These days, it is difficult for anyone to argue that a gender gap exists in the information technology (IT) industry. In the early 1980s, the ratio of male-to-female student enrollment was close to equal. Today, the nationwide female enrollment in most computing programs varies between 5 to 20 percent of the total.
Why should anyone care that a gender gap exists in IT? Given how ubiquitous IT has become across many facets of the society, including only one gender when designing IT solutions could yield outcomes that are less appealing to the excluded gender. Recall the result when air bags first came to the market – they were found to be fatal to women drivers: The all-male design team failed to take the generally smaller size of women into account while designing.
Although the gender gap is a significant problem, it is also creating an ideal opportunity for the academia and the industry to forge partnerships that not only address (and solve) this problem, but create unique, collaborative programs that benefit all parties.

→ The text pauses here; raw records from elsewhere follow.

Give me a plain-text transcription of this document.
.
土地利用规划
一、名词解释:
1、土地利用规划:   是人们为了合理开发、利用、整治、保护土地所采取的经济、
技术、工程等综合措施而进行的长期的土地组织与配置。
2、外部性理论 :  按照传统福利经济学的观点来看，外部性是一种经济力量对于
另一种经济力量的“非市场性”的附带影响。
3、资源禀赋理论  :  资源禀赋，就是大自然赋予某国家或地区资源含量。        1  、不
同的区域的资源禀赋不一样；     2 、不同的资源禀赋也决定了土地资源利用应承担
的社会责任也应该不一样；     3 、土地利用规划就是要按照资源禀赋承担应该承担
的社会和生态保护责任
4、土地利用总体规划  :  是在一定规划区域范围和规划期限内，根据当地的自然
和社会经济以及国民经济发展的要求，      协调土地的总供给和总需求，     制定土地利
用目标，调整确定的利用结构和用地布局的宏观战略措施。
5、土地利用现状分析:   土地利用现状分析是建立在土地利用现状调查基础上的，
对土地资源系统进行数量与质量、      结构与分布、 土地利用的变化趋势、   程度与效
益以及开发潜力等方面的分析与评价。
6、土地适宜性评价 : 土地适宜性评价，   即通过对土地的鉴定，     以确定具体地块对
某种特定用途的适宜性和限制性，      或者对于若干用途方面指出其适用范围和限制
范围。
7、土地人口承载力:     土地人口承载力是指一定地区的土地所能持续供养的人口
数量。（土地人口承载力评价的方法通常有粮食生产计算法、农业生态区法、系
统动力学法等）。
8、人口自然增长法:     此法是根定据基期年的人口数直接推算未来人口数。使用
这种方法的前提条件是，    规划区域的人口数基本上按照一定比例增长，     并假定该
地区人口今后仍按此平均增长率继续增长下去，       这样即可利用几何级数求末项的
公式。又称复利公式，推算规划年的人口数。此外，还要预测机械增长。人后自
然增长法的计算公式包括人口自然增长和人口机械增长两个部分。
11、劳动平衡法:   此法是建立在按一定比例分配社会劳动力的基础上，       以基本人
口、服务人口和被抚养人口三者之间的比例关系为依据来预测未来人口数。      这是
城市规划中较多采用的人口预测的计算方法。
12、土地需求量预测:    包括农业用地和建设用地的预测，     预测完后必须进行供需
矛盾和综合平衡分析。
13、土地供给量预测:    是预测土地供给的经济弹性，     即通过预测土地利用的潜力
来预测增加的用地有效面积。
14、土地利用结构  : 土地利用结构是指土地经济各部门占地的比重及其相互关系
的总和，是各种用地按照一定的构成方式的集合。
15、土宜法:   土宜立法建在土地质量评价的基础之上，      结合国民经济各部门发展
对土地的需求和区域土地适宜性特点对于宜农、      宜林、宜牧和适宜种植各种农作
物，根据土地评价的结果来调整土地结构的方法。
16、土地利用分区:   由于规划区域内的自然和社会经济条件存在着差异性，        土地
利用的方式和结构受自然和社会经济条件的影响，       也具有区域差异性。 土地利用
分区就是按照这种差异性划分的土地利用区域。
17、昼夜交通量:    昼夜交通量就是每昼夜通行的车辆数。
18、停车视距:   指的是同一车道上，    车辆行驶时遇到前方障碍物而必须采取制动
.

This paper will share some examples of these partnerships and the benefits they bring. In each of these solutions, the reader should keep the following points in mind:
* Despite high levels of unemployment, IT continues to enjoy job demand. Several IT-related jobs appear on the top 20 list of the US Department of Labor’s predictions.
* Women want a career to benefit society, but few believe that computing does that.
* Female college freshmen often don’t realize the value of mentors.